Objetivamente falando, pessoas como eu são romancistas no sentido mais puro. Não escrevo por dinheiro. Escrevo o que me der na telha. Tudo o que já vi, todas as minhas experiências em viagens, está refletido em meus romances. Se não fosse pela minha família, eu realmente não estaria ajudando no café.
Os clientes de hoje foram basicamente jovens casais. Havia um par curioso. O homem estava tagarelando com a mulher sobre a história dele de "começar um negócio do zero". Foi tão constrangedor, mas a moça parecia estar gostando. Fiquei na frente do balcão ouvindo aquilo por um bom tempo, até que minhas costas começaram a doer. Eu estava atrás de inspiração, mas com certeza não encontrei isso ali.
Pela segunda vez seguida, foi a senhorita quem pagou a conta. E a julgar pelas roupas do casal, ela era rica, e ele, não. Apesar da natureza do amor não discriminar com base na riqueza, o clichê da "garota rica, cara pobre" é um material de escrita excelente. Uma garota rica e inocente conhece um canalha com segundas intenções. O amor é fruto da semente da mentira.

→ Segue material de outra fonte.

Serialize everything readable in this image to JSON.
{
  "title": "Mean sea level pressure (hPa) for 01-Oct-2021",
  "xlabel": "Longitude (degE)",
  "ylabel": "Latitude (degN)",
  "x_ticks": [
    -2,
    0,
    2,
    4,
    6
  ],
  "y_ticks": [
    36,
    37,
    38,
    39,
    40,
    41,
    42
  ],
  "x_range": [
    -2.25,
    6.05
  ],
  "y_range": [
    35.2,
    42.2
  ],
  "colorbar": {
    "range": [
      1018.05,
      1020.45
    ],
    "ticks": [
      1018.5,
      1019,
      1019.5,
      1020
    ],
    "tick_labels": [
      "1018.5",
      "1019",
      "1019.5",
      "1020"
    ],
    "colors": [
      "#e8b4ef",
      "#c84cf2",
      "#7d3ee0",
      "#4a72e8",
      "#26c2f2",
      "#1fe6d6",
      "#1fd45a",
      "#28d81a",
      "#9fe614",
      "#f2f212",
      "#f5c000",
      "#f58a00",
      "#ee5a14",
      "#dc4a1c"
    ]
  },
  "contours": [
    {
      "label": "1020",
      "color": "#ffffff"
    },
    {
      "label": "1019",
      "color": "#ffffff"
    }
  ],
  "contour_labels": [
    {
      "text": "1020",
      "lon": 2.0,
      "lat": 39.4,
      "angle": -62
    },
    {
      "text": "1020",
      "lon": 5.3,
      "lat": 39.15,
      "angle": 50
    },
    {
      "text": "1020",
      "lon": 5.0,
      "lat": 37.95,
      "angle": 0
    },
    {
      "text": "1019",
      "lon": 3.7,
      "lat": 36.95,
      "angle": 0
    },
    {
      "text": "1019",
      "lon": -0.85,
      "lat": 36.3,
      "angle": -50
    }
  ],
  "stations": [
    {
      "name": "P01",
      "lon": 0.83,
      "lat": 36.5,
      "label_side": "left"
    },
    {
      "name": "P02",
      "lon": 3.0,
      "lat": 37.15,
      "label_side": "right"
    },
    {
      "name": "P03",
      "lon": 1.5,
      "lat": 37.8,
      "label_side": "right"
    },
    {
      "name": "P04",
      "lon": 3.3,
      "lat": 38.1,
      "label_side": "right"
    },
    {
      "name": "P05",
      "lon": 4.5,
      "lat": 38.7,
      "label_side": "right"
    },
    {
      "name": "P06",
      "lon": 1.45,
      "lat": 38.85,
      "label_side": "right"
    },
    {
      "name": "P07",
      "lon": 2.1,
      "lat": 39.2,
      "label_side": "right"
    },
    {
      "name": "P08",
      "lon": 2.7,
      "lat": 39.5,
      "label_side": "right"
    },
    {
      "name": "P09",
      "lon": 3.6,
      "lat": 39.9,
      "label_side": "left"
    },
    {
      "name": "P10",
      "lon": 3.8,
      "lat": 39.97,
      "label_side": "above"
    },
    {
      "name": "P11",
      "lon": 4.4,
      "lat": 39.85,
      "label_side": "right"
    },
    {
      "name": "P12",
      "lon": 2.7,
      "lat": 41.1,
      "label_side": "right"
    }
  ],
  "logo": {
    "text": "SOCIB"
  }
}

"Ela ficou imersa nessa fantasia, ignorando completamente a falsidade escondida. Esta pode ser a primeira vez em sua vida que alguém está disposto a conversar com ela com tanta paciência. Sua fantasia e sede por amor e os grilhões que lhe foram impostos pela família nunca estiveram tão próximos. Apesar de terem se encontrado apenas duas vezes no café, ela já estava sem chão, complemente absorvida pela alegria ofuscante. Tamanha era a alegria que ela sequer tinha dúvidas de que isso não passava de um esquema elaborado. Afinal, até agora, ninguém se atreveu a enganá-la. Sem mencionar que dissimulação é algo que também custa um tempo precioso."
O casal veio ao café pela terceira vez, e o homem chamado "Bill" trouxe alguns papéis para a garota: documentos para fazer investimentos com a fortuna da família dela. A pobre garota, que nunca viu o lado sombrio do coração humano, não sabe como recusar e acaba sendo um joguete nas mãos do canalha.
"O documento de investimento escancara a sua vergonha, um lembrete constante de que o amor que ela tanto anseia jamais cruzará uma certa linha. Diante de um avanço tão repentino, seu corpo estremeceu de nervosismo. Tudo o que ela conseguiu fazer foi consentir timidamente, incapaz de recusar qualquer coisa. Apesar de ter crescido em um ambiente generoso, ela nunca esperou tolerância e benevolência da sociedade."
O esboço do romance está pronto, e acho que vou conseguir terminar em um ou dois meses.
Alguns Guardas Crinalva vieram dizer que a corrosão do Fragmentum logo vai se espalhar pela Passagem do Remanso, e que eu deveria avisar o dono do café para começar a se preparar para se mudar. É uma pena que eu só consegui começar a gostar da rotina no café agora. Adoro a sensação de moer os grãos de café cuidadosamente e prepará-los de forma meticulosa apenas para produzir uma bebida amarga. É irônico e inútil, assim como a vida da maioria das pessoas.
O casal não passa por aqui já faz quase uma semana. Talvez seja porque o centro de transporte está fechado. Que "amor é tragédia" todo mundo sabe. Sendo assim, vamos acabar o novo livro com uma tragédia.
O casal acabou aparecendo hoje. Não pediram café, apenas uma xícara de água quente. A mulher estava chorando muito. Parece que o pai dela a deserdou depois que ficou sabendo dos dois, e agora ela não tem sequer o que comer. Bill lhe deu algum dinheiro para ficar uns dias em um hotel antes de ir tentar fazer as pazes com o pai. Esse Bill não é novato. Ele pensa a longo prazo.
Quase todas as lojas da vizinhança já terminaram de se mudar. Depois de terminar a limpeza, tive que ir até o Escritório de Gestão da Praça para dar baixa no aluguel. Eu não esperava ver o Bill lá. O cara estava gritando com o pessoal do Escritório de Gestão sobre como ele foi enganado pela jovem da casa do desenvolvedor. Mas o pessoal do Escritório de Gestão disse que a garota chamada "Lavonne" era só uma corretora de imóveis. Ela não era a filha do chefe. Hã? Quem diria, não é mesmo? A realidade é mesmo mais estranha do que a ficção.
Ainda há uma caixa de doces e quatro caixas de mobílias que não foram removidas. Mesmo morrendo de cansaço, meu tio ainda consegue ser mesquinho. Por que ele não pediu ajuda? Ele tinha que fazer tudo sozinho. Ops, percebi que ainda não reuni meus manuscritos. Espero não deixar nada para trás.